This summer we learned about one of Amazon’s latest advances in the field of its robots for logistics and storage. It was called Proteus, and it is an autonomous robot theoretically capable of integrating into spaces with humans without risk – in practice it seems that the risks do exist – and being able to move packages from one place to another without problems. Now those efforts are going further with the latest acquisition of Jeff Bezos’s company.
From the textile industry to robots. In 1884 the small town of Hamme, in East Flanders (Belgium) was known for its textile industry. An entrepreneur named Désiré Huwaert founded a company to boost this segment. For six generations the company, called Cloostermans, evolved and changed focus: they are currently dedicated to making machinery and robots for storage buildings. And logically there is a company that is very interested in this type of development.
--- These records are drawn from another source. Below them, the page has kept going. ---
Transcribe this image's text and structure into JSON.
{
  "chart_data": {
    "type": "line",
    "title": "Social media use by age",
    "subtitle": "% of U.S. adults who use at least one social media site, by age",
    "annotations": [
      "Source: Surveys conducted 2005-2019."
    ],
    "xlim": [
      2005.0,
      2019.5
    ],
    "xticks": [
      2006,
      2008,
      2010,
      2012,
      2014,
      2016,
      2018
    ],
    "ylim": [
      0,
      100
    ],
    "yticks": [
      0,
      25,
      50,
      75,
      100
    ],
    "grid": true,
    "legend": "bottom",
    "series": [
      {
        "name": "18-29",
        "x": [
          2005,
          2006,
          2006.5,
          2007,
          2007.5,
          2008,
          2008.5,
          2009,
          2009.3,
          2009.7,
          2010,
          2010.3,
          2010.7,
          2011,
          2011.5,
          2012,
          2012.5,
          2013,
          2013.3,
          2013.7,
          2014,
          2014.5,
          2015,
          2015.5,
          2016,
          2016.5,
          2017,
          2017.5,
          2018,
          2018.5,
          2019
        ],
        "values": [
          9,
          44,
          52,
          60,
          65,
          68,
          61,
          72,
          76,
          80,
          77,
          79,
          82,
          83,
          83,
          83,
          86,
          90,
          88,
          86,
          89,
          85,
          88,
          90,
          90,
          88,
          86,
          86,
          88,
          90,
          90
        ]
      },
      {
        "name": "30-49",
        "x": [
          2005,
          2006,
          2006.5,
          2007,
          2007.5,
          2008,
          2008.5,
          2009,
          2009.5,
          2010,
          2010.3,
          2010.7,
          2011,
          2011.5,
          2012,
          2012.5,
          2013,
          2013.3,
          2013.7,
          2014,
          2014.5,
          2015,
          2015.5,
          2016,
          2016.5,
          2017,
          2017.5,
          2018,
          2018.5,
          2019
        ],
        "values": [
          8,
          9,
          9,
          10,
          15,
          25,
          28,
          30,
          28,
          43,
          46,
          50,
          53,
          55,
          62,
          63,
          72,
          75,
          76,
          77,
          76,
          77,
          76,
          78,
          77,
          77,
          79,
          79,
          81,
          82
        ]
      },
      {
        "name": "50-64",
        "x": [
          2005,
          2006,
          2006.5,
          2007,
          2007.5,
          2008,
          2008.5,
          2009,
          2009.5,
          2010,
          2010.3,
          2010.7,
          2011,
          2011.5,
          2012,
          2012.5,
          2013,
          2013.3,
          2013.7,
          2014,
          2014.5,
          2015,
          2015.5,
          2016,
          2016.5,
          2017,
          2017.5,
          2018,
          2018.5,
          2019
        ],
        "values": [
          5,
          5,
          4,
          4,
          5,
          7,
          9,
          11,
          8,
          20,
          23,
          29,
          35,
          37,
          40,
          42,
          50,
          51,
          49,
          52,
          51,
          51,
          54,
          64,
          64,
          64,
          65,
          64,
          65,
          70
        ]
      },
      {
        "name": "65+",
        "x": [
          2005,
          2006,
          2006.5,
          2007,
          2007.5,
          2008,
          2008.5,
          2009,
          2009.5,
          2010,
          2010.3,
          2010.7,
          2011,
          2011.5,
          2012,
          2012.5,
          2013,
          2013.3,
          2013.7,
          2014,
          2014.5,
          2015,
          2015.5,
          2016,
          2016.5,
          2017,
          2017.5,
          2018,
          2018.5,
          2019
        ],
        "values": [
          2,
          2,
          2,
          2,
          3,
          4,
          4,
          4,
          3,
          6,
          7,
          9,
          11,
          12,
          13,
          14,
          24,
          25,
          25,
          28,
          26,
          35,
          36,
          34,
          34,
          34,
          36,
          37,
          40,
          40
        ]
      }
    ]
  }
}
Amazon goes shopping. Bezos’s company has been investing significantly in its automation systems for large storage buildings for a decade. The purchase of Kiva Systems in 2012 for 775 million dollars led to the creation of the Global Robotics division, which has now been reinforced by the purchase of Cloostermans-Huwaert.
Investment in automation. As indicated on CNBC, Amazon began working with this Belgian firm in 2019 by using its technology to move and stack pallets and merchandise. It has now acquired this company for an unspecified sum, and its nearly 200 employees will join the Amazon team in Europe.
More robots, but not necessarily fewer people. At Amazon, they have already deployed more than 520,000 robotic units worldwide and at the same time have created a million new jobs. According to its official announcement, automation has not eliminated human jobs but “has led to new positions in our facilities, including examples such as robotics and mechatronics maintenance technicians or flow control specialists.”